Z rozmyślań wybił ją jej człowiek, który zjawił się w przestrzennym białym salonie, aby poinformować swoją szefowa o przybyciu gościa. Blondynka uśmiechnęła się po czym duszkiem dopiła swój alkohol i wstała z miejsca na którym siedziała, aby powitać osobę na którą czekała. Nie minęło kilka minut a do środka weszła piękna kobieta. Miała długie rude włosy sięgające jej pośladków oraz piękne błyszczące oczy. Na widok blondynki jej twarz rozpromieniała. 

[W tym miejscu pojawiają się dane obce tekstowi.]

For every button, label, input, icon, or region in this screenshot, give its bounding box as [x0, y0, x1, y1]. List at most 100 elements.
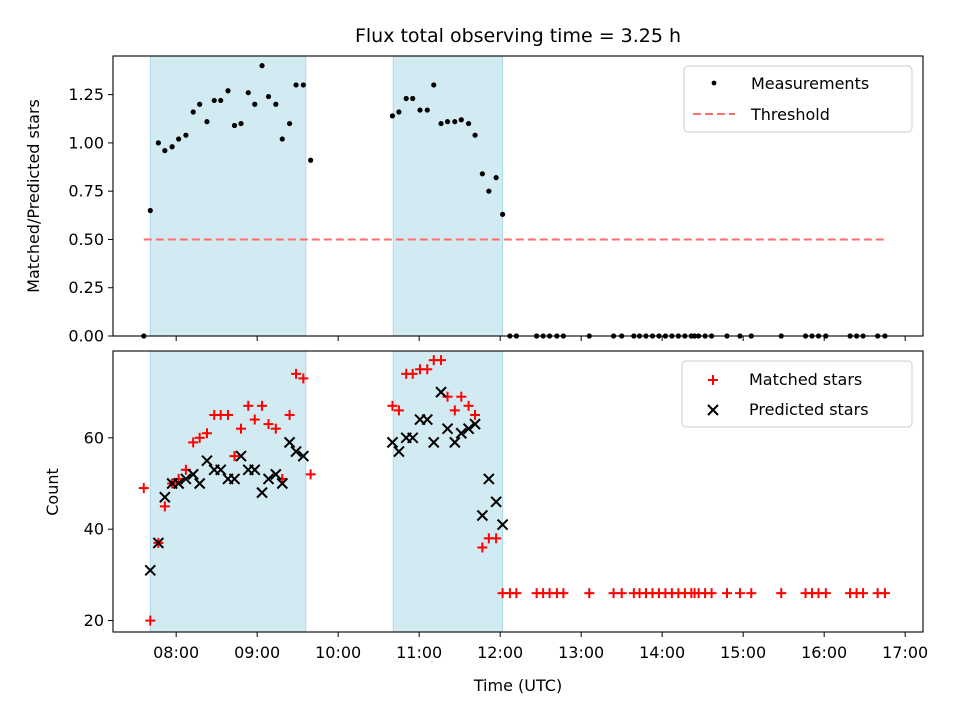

Obie zbliżyły się do siebie, aby przez chwilę móc patrzeć sobie prosto w oczy, a następnie połączyć spragnione wargi w namiętnym pocałunku. Ich języki splatały się z sobą w romantycznym duecie, co jakiś czas pozwalając, aby śnieżnobiałe zęby zastąpiły je na moment, przygryzając wargi partnerki. 

- Tęskniłaś? - zapytała blondynka

- I to jeszcze jak! - Odparła Ivy - Stolik mamy wynajęty na dwudziestą - dodała po chwili

- Więc chodźmy

- Ja prowadzę. - szepnęła po czym z uśmiechem na twarzy opuściła salon ze swoją partnerką.


***

Witam wszystkich czytelników! 

Jeśli szukanie opowiadania o Harley i Jokerze, które jest bez cukru i sezonowego spojrzenia na ich postaci to dobrze trafiliście. W tym opowiadaniu znajdziecie Jokera rodem ze starego wzorca, jedynie z odświeżonym wizerunkiem zewnętrznym.

Liczę na wasze opinię w postaci komentarzy.

Pytanie otwarte do was: Jaki alkohol najbardziej lubicie?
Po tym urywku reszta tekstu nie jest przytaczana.